The impact of weather and climate on crop growth and yield can be shown by crop weather models.

Types of crop modelling in agriculture

Types of Crop Modeling

A model is an equation or set of equations that depicts the behavior of a system.

Different types of models are explained below.

In the case of the statistical empirical model, the actual mechanism of the processes is not disclosed.

In the mechanistic model, the mechanism of the processes involved is disclosed such as the photosynthesis-based model.

The static model doesn’t consider time as a factor.

The dynamic model predicts changes in the crop’s status over time.

The deterministic model always has a definite output like definite yields.

The stochastic model is based on the probability of occurrence of some event or external variable.

Some basic types of crop weather models include crop growth simulation models, crop weather analysis models, and empirical statistical models.


Application of Crop Modeling in Agriculture

Crop modeling and simulation of plant yield helps in the management of cropping systems.

Also in the the formation of stocks, making of agricultural policies and zoning and more.

The mathematical models used in these contexts have different forms and can be used in different ways.

For instance, some or several intermediate state variables can be removed, and some parameters are maintained constant for a particular case.

Crop models help in comparing multiple crop models with each other, for their variability under climate factors, CO2 levels, rainfall, etc.

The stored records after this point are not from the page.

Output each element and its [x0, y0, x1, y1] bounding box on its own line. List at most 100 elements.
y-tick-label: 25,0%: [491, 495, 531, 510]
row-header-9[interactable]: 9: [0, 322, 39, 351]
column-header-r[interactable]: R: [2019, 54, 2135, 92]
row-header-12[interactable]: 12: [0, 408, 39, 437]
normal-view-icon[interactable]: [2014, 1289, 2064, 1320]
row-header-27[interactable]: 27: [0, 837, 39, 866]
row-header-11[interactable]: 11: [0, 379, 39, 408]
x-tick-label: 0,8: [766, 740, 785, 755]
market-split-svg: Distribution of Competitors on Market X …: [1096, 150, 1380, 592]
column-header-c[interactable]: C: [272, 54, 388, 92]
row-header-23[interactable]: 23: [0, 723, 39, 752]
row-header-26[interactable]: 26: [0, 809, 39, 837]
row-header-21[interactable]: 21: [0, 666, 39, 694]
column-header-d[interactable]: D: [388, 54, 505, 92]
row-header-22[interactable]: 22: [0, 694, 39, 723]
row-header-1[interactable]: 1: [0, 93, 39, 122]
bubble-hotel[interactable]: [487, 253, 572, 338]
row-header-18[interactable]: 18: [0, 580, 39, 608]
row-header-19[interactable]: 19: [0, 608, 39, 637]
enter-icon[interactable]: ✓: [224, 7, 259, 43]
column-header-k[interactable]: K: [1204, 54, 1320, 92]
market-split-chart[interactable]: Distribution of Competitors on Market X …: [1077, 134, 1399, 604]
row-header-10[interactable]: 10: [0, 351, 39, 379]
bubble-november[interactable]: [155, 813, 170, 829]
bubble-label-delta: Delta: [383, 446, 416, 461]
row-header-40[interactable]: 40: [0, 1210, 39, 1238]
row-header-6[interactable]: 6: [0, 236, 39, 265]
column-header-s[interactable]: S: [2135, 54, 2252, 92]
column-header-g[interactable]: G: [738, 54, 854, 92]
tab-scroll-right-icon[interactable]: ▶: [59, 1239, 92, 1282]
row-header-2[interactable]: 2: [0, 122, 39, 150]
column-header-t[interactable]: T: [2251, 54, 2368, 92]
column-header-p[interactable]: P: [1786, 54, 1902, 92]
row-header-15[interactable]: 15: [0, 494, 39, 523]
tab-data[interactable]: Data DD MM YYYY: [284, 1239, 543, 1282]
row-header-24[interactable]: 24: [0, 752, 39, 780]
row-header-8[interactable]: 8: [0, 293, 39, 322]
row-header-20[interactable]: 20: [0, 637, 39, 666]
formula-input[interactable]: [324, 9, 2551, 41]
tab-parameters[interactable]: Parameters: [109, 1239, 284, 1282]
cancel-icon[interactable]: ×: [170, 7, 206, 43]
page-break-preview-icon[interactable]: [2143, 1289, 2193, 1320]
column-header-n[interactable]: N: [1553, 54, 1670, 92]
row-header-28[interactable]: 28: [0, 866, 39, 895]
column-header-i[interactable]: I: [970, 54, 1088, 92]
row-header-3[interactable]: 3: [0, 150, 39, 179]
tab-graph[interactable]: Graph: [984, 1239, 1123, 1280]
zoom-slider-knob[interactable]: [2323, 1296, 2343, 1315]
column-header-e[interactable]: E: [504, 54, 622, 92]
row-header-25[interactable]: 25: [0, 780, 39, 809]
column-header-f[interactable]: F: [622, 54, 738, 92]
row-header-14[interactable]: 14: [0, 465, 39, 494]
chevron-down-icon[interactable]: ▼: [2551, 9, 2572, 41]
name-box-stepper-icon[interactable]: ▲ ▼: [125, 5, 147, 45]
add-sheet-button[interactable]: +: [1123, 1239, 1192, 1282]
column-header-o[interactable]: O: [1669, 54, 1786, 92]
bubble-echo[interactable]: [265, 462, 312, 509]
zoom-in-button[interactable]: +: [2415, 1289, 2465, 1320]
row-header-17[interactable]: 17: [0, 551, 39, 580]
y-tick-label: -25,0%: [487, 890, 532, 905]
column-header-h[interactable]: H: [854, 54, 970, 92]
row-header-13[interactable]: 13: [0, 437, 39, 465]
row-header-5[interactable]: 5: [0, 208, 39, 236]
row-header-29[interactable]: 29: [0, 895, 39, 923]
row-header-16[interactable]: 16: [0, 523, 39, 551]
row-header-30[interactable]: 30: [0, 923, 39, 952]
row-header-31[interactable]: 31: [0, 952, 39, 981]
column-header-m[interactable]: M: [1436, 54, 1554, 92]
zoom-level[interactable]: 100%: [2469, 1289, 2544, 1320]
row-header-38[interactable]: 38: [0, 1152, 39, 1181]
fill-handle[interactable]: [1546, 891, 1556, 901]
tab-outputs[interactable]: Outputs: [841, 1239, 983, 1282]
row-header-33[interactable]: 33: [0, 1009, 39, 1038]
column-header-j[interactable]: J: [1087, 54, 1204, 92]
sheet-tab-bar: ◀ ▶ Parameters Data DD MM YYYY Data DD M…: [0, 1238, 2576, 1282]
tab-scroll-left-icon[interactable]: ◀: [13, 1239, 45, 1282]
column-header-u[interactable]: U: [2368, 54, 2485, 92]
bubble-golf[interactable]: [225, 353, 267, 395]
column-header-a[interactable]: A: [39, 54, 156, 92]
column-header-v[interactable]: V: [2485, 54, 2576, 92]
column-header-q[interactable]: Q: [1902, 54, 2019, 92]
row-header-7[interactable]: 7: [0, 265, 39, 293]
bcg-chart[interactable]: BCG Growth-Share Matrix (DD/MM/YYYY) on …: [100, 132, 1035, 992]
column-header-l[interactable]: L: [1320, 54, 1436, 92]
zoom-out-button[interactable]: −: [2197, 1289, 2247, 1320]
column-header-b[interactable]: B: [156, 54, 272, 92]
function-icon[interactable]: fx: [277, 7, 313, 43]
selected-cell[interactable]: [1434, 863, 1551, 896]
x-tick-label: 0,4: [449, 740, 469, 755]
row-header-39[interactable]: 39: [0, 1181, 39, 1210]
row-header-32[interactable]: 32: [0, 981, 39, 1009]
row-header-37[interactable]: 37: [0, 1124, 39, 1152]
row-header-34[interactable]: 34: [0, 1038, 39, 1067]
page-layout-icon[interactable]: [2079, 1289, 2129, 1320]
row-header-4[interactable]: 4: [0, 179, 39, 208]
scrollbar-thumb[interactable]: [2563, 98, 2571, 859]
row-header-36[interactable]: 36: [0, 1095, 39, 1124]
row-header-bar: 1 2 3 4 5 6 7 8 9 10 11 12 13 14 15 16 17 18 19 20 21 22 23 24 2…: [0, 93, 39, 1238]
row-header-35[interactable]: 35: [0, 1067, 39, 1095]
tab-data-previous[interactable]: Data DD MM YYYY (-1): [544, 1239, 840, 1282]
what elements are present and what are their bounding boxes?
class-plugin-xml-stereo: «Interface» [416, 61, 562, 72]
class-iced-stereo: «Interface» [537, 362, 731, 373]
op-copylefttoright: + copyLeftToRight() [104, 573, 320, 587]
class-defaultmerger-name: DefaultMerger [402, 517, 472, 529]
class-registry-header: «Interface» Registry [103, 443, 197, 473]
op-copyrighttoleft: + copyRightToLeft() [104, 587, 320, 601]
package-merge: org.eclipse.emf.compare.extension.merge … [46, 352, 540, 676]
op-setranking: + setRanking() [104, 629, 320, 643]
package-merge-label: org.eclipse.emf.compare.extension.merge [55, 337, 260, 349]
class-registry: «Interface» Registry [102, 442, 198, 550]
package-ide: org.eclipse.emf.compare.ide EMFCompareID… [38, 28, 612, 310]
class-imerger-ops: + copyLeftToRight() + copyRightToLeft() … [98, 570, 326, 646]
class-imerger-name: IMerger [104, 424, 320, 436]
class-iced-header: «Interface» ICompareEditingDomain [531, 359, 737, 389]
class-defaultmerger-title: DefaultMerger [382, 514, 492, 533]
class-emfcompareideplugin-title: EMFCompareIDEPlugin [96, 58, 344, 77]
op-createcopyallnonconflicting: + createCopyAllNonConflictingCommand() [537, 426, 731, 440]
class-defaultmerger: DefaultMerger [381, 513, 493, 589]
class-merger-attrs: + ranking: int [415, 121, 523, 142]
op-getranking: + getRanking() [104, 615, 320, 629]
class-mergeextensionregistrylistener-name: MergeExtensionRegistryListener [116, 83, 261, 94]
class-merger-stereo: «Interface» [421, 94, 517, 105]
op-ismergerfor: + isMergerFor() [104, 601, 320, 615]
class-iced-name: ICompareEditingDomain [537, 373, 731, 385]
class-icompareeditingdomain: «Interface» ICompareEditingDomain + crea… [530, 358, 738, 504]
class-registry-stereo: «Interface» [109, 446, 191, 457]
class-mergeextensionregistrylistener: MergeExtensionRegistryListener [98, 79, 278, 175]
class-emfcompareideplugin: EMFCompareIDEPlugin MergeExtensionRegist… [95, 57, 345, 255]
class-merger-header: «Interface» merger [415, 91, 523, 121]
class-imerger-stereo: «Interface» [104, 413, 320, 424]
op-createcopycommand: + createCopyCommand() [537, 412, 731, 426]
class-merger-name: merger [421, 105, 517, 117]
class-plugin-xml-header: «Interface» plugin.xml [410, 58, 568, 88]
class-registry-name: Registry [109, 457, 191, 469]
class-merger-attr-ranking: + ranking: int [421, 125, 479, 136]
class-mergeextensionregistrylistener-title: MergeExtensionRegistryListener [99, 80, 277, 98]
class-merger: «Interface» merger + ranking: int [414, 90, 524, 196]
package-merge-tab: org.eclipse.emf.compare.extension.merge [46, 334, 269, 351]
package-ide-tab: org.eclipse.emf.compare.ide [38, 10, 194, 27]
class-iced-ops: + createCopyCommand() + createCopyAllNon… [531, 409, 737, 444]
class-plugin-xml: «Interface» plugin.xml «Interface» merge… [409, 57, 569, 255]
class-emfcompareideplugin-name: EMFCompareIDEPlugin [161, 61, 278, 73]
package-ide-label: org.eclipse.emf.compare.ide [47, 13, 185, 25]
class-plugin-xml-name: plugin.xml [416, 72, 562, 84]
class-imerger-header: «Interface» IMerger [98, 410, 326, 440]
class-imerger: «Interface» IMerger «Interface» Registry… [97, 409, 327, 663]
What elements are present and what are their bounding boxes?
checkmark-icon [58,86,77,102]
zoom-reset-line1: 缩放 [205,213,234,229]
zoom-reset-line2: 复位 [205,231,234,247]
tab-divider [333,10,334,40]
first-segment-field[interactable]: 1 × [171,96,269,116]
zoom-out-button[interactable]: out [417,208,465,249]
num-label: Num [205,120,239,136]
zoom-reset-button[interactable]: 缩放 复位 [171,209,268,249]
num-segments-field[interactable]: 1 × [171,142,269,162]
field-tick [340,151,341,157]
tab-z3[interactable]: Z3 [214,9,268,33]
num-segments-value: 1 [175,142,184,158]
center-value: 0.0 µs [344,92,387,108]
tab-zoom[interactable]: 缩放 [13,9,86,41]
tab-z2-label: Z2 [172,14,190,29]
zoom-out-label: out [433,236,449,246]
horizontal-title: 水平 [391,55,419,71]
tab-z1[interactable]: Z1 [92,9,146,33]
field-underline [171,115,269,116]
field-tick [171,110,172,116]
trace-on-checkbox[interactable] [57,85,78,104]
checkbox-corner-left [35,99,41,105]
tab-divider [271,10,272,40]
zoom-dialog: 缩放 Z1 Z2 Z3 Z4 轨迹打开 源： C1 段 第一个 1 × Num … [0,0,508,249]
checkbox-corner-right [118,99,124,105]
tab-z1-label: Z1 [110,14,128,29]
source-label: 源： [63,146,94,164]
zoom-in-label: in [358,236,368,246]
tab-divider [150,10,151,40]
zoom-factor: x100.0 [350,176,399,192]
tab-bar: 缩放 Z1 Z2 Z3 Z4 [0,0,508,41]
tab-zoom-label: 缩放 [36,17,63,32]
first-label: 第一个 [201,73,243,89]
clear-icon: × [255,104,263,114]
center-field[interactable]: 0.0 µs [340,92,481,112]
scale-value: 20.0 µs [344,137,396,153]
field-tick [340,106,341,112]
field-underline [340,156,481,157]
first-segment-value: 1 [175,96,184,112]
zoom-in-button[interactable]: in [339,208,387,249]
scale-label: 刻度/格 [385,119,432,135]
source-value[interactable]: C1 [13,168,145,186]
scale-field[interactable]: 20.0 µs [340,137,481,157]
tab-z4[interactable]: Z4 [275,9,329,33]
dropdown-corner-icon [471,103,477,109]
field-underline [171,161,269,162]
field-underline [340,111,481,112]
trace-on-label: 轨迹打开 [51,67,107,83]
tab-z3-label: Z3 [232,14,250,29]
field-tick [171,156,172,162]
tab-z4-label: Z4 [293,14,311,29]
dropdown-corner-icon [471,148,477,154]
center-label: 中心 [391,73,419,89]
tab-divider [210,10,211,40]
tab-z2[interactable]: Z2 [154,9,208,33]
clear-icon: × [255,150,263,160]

The crop models are run with observed data which helps in improving the code and relationships of crop models to give more accurate responses to climatic, and genetic factors.

The crop models are calibrated with climate and economic models to assess the impact of different climate scenarios on crop production and food security for different regions.

This helps in developing methodologies for simulating climate impacts on agriculture for locations with low soil fertility and low water availability.

Tests of various crop models are done to test the temperature sensitivity, to understand life cycles and yield.

Crop modelers work very closely with agronomists, soil scientists, plant scientists, etc. for different regions.

The regional data like weather and soils are collected to understand, develop and evaluate adaptation and mitigation strategies under future climatic conditions.

These adaptations will include crop management and genetic improvement.

The relevance of crop models
One thing to keep in mind is that there is no right or wrong model, but models with variable degrees of suitability for a certain circumstance or set of variables.

There is no universal model that can provide the ultimate solution for all problems.

Some models may be developed to suit a particular situation.

The professionals working with such crop models work towards a particular set of objectives.

While constructing their models, different agencies can choose one of these models to solve their particular needs.